Chinese mills have an installed capacity of 1.25 billion tonnes of metal per year, with more than 300 million tonnes of spare capacity. India’s installed capacity of 120 million tonnes, reportedly the world’s second-largest, is only a tenth of China’s.
Needless to say, China enjoys the advantages of scale, which gives it the edge in pricing. China saw a year-on-year growth of 50.5 per cent in its steel exports in 2014. From 93 million tonnes in 2014, Chinese exports are expected to rise to 110 million tonnes this year. This is what puts steelmakers in EU and around the world on the edge.
But China has its own worries, apart from the slowdown in the economy. Some 40 per cent of its output is from government-owned steel mills which employ thousands of workers. Bankruptcy is too strong a medicine for local governments, and Chinese banks are known to roll over steel industry debt.
Not very pretty numbers
The picture doesn’t look any glossy in the current year also. India continues to be the net importer of steel despite having overcapacity for the first half of 2015-16, according to a recent Fitch report.
The profit and loss (P&L) numbers of steel majors doesn’t capture the stress fully since they are heavily leveraged. It is estimated that nearly 37 per cent of India’s corporate borrowings are held by steel firms, which are not generating enough revenues to service their interest expenses. Gross outstanding bank debt has grown 17.3 per cent since March 2010. The steel capacity expansions underway, both brownfield and greenfield, are going to further strain the finances of steel majors.
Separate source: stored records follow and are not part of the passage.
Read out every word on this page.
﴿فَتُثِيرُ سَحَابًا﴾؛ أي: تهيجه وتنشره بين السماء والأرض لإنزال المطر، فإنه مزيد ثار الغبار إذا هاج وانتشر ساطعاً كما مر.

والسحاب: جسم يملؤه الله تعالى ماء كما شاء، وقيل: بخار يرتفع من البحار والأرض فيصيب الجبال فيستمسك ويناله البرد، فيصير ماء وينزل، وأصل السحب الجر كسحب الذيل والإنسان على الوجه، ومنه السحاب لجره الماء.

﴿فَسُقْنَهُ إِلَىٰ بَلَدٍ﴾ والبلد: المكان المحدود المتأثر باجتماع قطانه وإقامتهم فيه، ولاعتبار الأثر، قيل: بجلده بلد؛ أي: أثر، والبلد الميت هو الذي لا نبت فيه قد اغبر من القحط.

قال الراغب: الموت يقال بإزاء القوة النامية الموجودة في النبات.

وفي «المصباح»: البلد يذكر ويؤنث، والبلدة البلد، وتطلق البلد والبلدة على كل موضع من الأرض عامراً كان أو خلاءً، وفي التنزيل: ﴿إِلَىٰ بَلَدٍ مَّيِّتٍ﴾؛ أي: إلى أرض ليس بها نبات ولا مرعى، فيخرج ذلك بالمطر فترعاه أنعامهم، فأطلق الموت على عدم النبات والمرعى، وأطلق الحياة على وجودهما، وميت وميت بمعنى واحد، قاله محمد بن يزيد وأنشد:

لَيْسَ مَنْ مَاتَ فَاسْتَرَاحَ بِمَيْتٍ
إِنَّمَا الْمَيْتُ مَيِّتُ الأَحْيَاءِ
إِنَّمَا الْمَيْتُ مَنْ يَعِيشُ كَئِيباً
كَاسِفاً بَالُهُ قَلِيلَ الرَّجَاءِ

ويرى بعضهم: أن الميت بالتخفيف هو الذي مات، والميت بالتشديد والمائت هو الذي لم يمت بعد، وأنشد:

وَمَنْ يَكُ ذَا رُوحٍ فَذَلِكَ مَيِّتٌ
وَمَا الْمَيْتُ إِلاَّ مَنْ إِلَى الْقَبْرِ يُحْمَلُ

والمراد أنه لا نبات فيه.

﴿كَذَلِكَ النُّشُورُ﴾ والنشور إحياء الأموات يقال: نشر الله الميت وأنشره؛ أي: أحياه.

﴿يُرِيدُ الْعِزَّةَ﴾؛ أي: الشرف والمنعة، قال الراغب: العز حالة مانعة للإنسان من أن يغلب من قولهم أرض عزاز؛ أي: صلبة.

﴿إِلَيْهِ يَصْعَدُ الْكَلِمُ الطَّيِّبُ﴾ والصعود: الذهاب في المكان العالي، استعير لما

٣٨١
Smaller players involved in cold rolling and annealing of hot rolled coils (HRC) have a totally different perspective. They are not happy with the protective measures by the government, and are sceptical about steel majors crying hoarse about imports. Mohan Gurnani, President of the Federation of Associations of Maharashtra (FAM), points fingers at the debt-load of steel majors.
“The debt of the Indian steel industry is equivalent to the turnover of the industry. This debt excludes the cost of debt (interest). So the debt to be serviced is higher than the turnover. Reduce the turnover to EBITDA, how do you expect the steel companies to service this debt?”
The protective measures FAM objects to include increase in basic customs duty (hiked twice this year from 7.5 per cent to 12.5 per cent), anti-dumping duty (imposed up to $316 per tonne in July on certain steel products for five years), and safeguards duty (20 per cent on hot-rolled flat products in coils of width 600 mm or more), etc.
For the domestic steel industry to revive, demand should pick up. For this, infrastructure and real estate projects are central. Since the cycle hasn’t yet turned for private investment, perhaps government policy measures hold the key.